IN WITNESS WHEREOF, the parties hereto have caused this Agreement to be
duly executed all as of the day and year first above written.
XXXXXXXX CAPITAL FUNDS XXXXXXXX FUND ADVISERS INC.
(DELAWARE)
__________________________________ ________________________________
Xxxxx X. Luckyn-Xxxxxx, President
FORUM FINANCIAL SERVICES, INC. XXXXXXXX CAPITAL MANAGEMENT
INTERNATIONAL INC.
________________________________ ________________________________
Xxxx X. Xxxxxx, President
DRAFT
XXXXXXXX CAPITAL FUNDS (DELAWARE)
SUB-ADMINISTRATION AGREEMENT
SCHEDULE A
SERIES OF THE FUND
International Equity Fund
Xxxxxxxx U.S. Equity Fund
Xxxxxxxx U.S. Smaller Companies Fund
Xxxxxxxx Latin American Fund
Xxxxxxxx Emerging Markets Fund Institutional Portfolio
SCHEDULE B
SUB-ADMINISTRATION FEES
SERIES FEE AS % OF THE AVERAGE ANNUAL
DAILY NET ASSETS OF THE FUND
International Equity Fund 0.05%
All Other Existing or Future Series 0.10%
The minimum administration fee per series is $25,000, plus $12,000 per
class for any additional classes. FFSI agrees to waive the minimum fee for the
five Series of the Fund listed in Schedule A.

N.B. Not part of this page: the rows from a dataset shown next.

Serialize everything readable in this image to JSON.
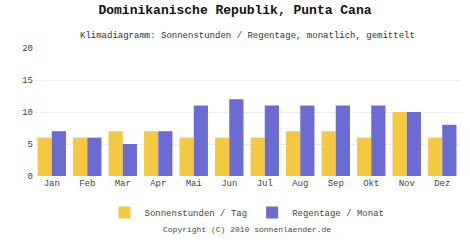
{
  "chart_data": {
    "type": "bar",
    "title": "Dominikanische Republik, Punta Cana",
    "subtitle": "Klimadiagramm: Sonnenstunden / Regentage, monatlich, gemittelt",
    "categories": [
      "Jan",
      "Feb",
      "Mar",
      "Apr",
      "Mai",
      "Jun",
      "Jul",
      "Aug",
      "Sep",
      "Okt",
      "Nov",
      "Dez"
    ],
    "series": [
      {
        "name": "Sonnenstunden / Tag",
        "color": "#f5c842",
        "values": [
          6,
          6,
          7,
          7,
          6,
          6,
          6,
          7,
          7,
          6,
          10,
          6
        ]
      },
      {
        "name": "Regentage / Monat",
        "color": "#6b6bd4",
        "values": [
          7,
          6,
          5,
          7,
          11,
          12,
          11,
          11,
          11,
          11,
          10,
          8
        ]
      }
    ],
    "ylim": [
      0,
      20
    ],
    "yticks": [
      0,
      5,
      10,
      15,
      20
    ],
    "grid": true,
    "legend": "bottom",
    "annotations": [
      "Copyright (C) 2010 sonnenlaender.de"
    ]
  }
}
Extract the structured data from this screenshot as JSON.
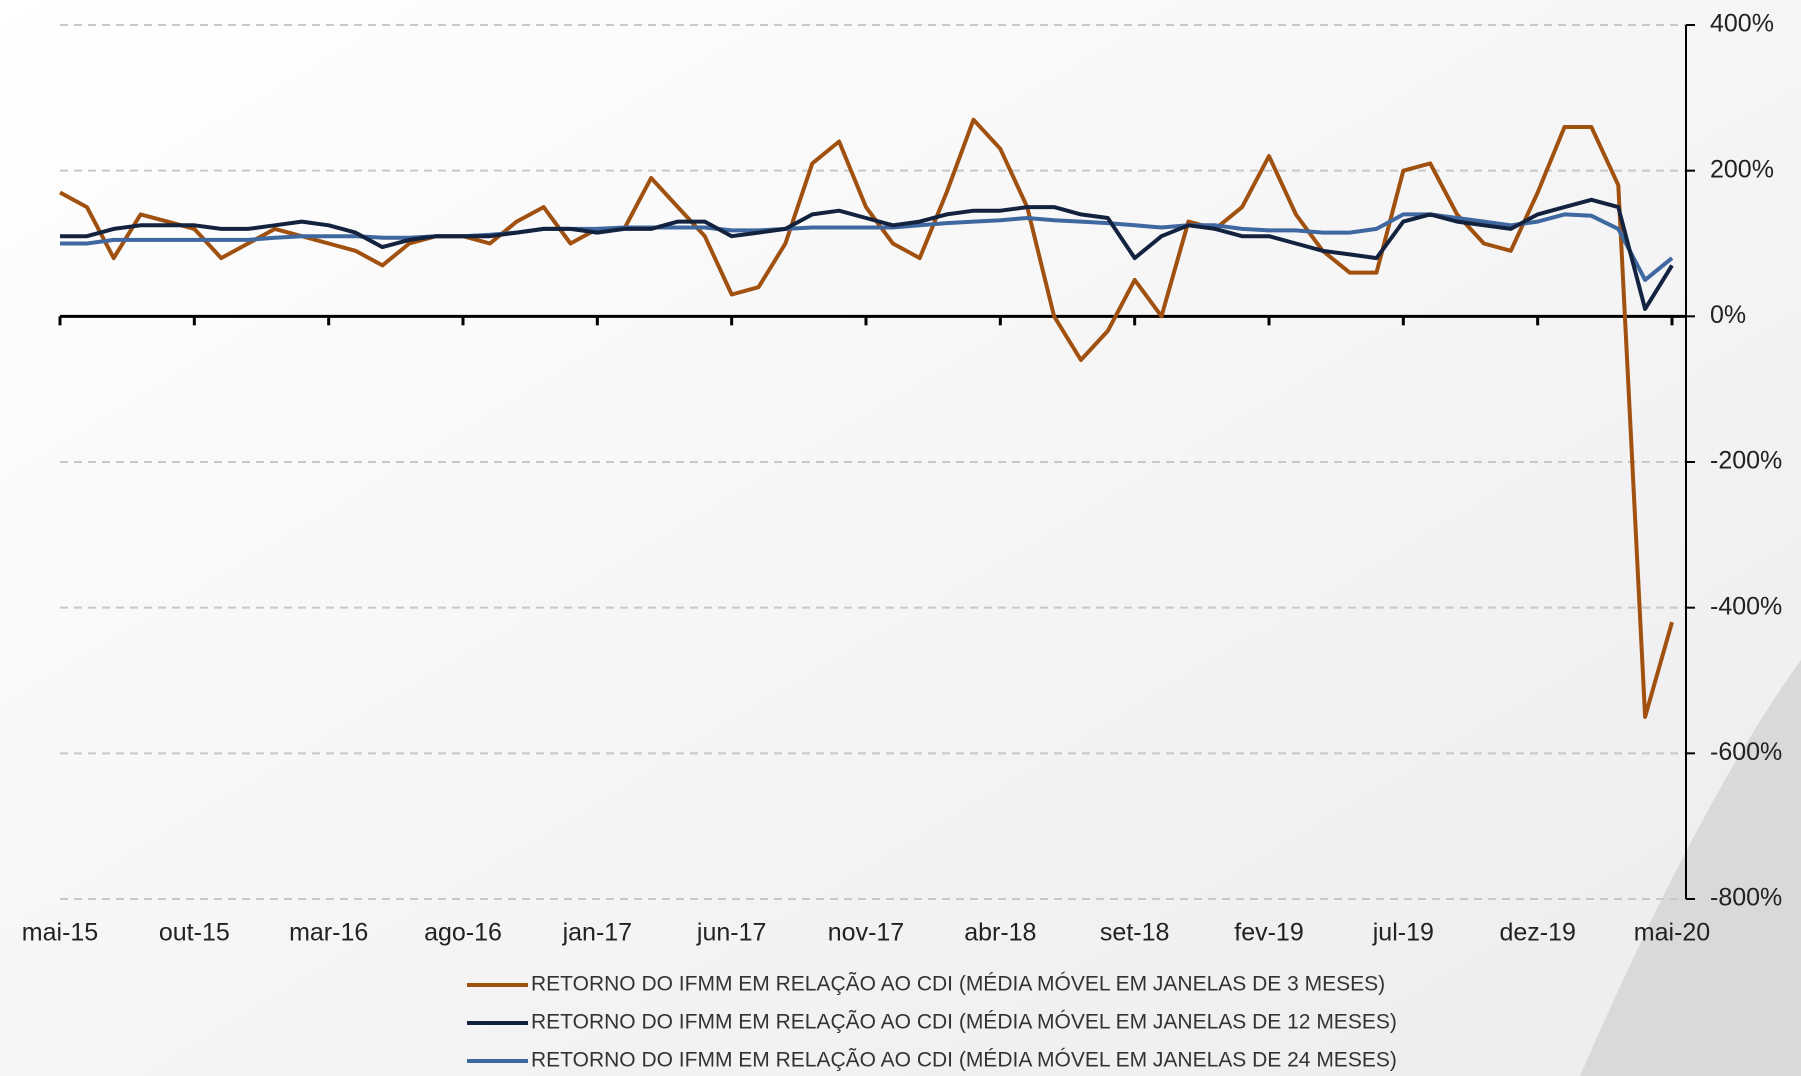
{
  "chart_data": {
    "type": "line",
    "categories": [
      "mai-15",
      null,
      null,
      null,
      null,
      "out-15",
      null,
      null,
      null,
      null,
      "mar-16",
      null,
      null,
      null,
      null,
      "ago-16",
      null,
      null,
      null,
      null,
      "jan-17",
      null,
      null,
      null,
      null,
      "jun-17",
      null,
      null,
      null,
      null,
      "nov-17",
      null,
      null,
      null,
      null,
      "abr-18",
      null,
      null,
      null,
      null,
      "set-18",
      null,
      null,
      null,
      null,
      "fev-19",
      null,
      null,
      null,
      null,
      "jul-19",
      null,
      null,
      null,
      null,
      "dez-19",
      null,
      null,
      null,
      null,
      "mai-20"
    ],
    "series": [
      {
        "name": "RETORNO DO IFMM EM RELAÇÃO AO CDI (MÉDIA MÓVEL EM JANELAS DE 3 MESES)",
        "color": "#a0500f",
        "values": [
          170,
          150,
          80,
          140,
          130,
          120,
          80,
          100,
          120,
          110,
          100,
          90,
          70,
          100,
          110,
          110,
          100,
          130,
          150,
          100,
          120,
          120,
          190,
          150,
          110,
          30,
          40,
          100,
          210,
          240,
          150,
          100,
          80,
          170,
          270,
          230,
          150,
          0,
          -60,
          -20,
          50,
          0,
          130,
          120,
          150,
          220,
          140,
          90,
          60,
          60,
          200,
          210,
          140,
          100,
          90,
          170,
          260,
          260,
          180,
          -550,
          -420
        ]
      },
      {
        "name": "RETORNO DO IFMM EM RELAÇÃO AO CDI (MÉDIA MÓVEL EM JANELAS DE 12 MESES)",
        "color": "#13233f",
        "values": [
          110,
          110,
          120,
          125,
          125,
          125,
          120,
          120,
          125,
          130,
          125,
          115,
          95,
          105,
          110,
          110,
          110,
          115,
          120,
          120,
          115,
          120,
          120,
          130,
          130,
          110,
          115,
          120,
          140,
          145,
          135,
          125,
          130,
          140,
          145,
          145,
          150,
          150,
          140,
          135,
          80,
          110,
          125,
          120,
          110,
          110,
          100,
          90,
          85,
          80,
          130,
          140,
          130,
          125,
          120,
          140,
          150,
          160,
          150,
          10,
          70
        ]
      },
      {
        "name": "RETORNO DO IFMM EM RELAÇÃO AO CDI (MÉDIA MÓVEL EM JANELAS DE 24 MESES)",
        "color": "#3f67a0",
        "values": [
          100,
          100,
          105,
          105,
          105,
          105,
          105,
          105,
          108,
          110,
          110,
          110,
          108,
          108,
          110,
          110,
          112,
          115,
          120,
          120,
          120,
          122,
          122,
          122,
          122,
          118,
          118,
          120,
          122,
          122,
          122,
          122,
          125,
          128,
          130,
          132,
          135,
          132,
          130,
          128,
          125,
          122,
          125,
          125,
          120,
          118,
          118,
          115,
          115,
          120,
          140,
          140,
          135,
          130,
          125,
          130,
          140,
          138,
          120,
          50,
          80
        ]
      }
    ],
    "ylim": [
      -800,
      400
    ],
    "yticks": [
      {
        "value": -800,
        "label": "-800%"
      },
      {
        "value": -600,
        "label": "-600%"
      },
      {
        "value": -400,
        "label": "-400%"
      },
      {
        "value": -200,
        "label": "-200%"
      },
      {
        "value": 0,
        "label": "0%"
      },
      {
        "value": 200,
        "label": "200%"
      },
      {
        "value": 400,
        "label": "400%"
      }
    ],
    "grid": true
  }
}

During any period in which Xxxxxxxx Emerging markets Fund Institutional
Portfolio invests all (or substantially all) of its investment assets in a
registered, open-end management investment company, or separate series thereof
("Core Portfolio"), in accordance with Section 12(d)(1)(E) under the Investment
Company Act of 1940, the Administrator (or the Trust in compliance with Section
7 of the Sub-Administration Agreement shall pay the Sub-Administrator a monthly
fee on the first business day of each month based upon the average daily value
of the net assets of the Fund during the preceding month at an annual rate of
0.05% of the average daily value of net assets of the Fund. Forum agrees to
waive this fee, following full waiver of fees payable by the Fund or the Core
Portfolio to Xxxxxxxx Capital Management International Inc. and Xxxxxxxx Fund
Advisors Inc., to the extent necessary to keep the total expense ratio for the
Xxxxxxxx Emerging Markets Fund Institutional Portfolio, including indirect
expenses borne by the Fund as a result of investing in the Core Portfolio, at or
below 1.60% of average daily net assets in the Fund.